Малко вздрогнул. Принцесса Чевайе мертва, а только она одна могла указать ему путь к этому золоту.
Сержант Манур Тачо выпрыгнул почти на ходу из своего «мерседеса» и быстрым шагом направился к телу, освещаемому фарами «лендровера». Один из солдат кратко пересказал ему, что произошло. На плоском лице, перерезанном черными усами, большие навыкате глаза. Взгляд жестокий, беспощадный.
Рассвирепев от услышанного, сержант неожиданно пнул ногой лицо мертвой. Один из солдат рассмеялся, но этого было недостаточно, чтобы сержант унял свой гнев. Черная кожаная куртка ходила ходуном на его плечах. Сержанта трясло. Этот тик случался с ним всякий раз, когда он был в ярости. Взяв себя в руки, сержант Тачо вернулся к телу, склонился над ним и начал производить обычный осмотр: сорвал с мертвой шелковые брюки, стащил сапоги, упершись в живот.

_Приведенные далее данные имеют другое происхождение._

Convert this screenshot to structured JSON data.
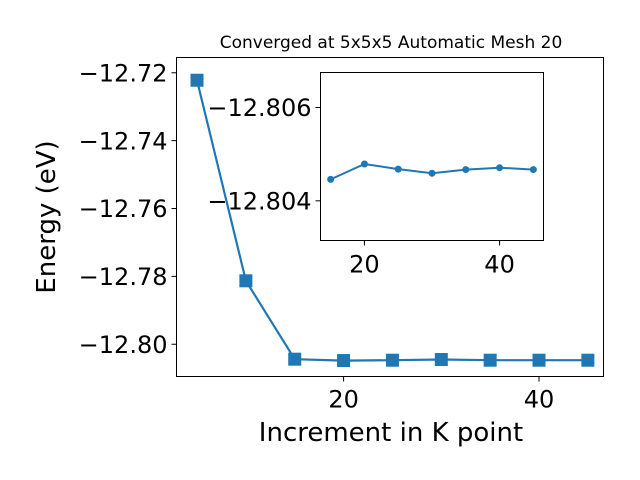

К своему неудовольствию, он ничего не обнаружил на теле убитой, что привело его еще в большую ярость. Солдаты стояли молча, пока он обыскивал убитую. По тому, как он дергался, они понимали, что он рассвирепел, как зверь. И они ждали приказа, чтобы ворваться в «Хилтон» и отыскать водителя «фольксвагена». Но приказа не последовало. Сержант приказал положить тело в «лендровер», а одному из солдат – сесть за руль «фольксвагена». Сам он сел в свой «мерседес», и небольшой кортеж, развернувшись на узкой дороге, двинулся по направлению к Четвертой дивизии, по дороге, ведущей в Назрет.
Ведя машину, сержант машинально просунул мизинец между передними зубами и скреб десну. Это помогало ему мыслить. Он чуть было не проскочил поворот на Судан-стрит и грубо выругался.
Чтобы расслабиться, он нажал на акселератор, кляня две другие машины, мчавшиеся на полной скорости по Рас Деста-стрит. Он ехал так быстро, что едва снова не проскочил поворот перед железнодорожным переездом и въезд в ворота Четвертой дивизии. На полном ходу машина остановилась, заскрежетала на щебенке. Часовые подскочили от этого. Хотя неожиданного ничего не было. В Аддис-Абебе только один человек ездил на белом «мерседесе» с такой скоростью после комендантского часа: сержант Тачо.
Сержант вихрем ворвался во двор, остановился перед хижиной, где сидели все подозрительные, задержанные ночью.
С силой распахнул дверь. Трое мужчин и одна женщина сидели на земле, под потолком горела яркая лампочка без абажура. Задержанных охранял солдат. Часовой пнул ногой ближайшего к нему задержанного, приказал встать.
Двое стариков и молодой парень с густой копной волос, со стрижкой «афро» были арестованы через несколько минут после наступления комендантского часа. Сержант Тачо даже не посмотрел на стариков. Встал против молодого, правой рукой ухватил его за волосы и стал яростно бить его головой о стену. Жертва заорала, тогда Тачо накрутил волосы на руку и, с силой рванув, вырвал клок волос вместе с кожей.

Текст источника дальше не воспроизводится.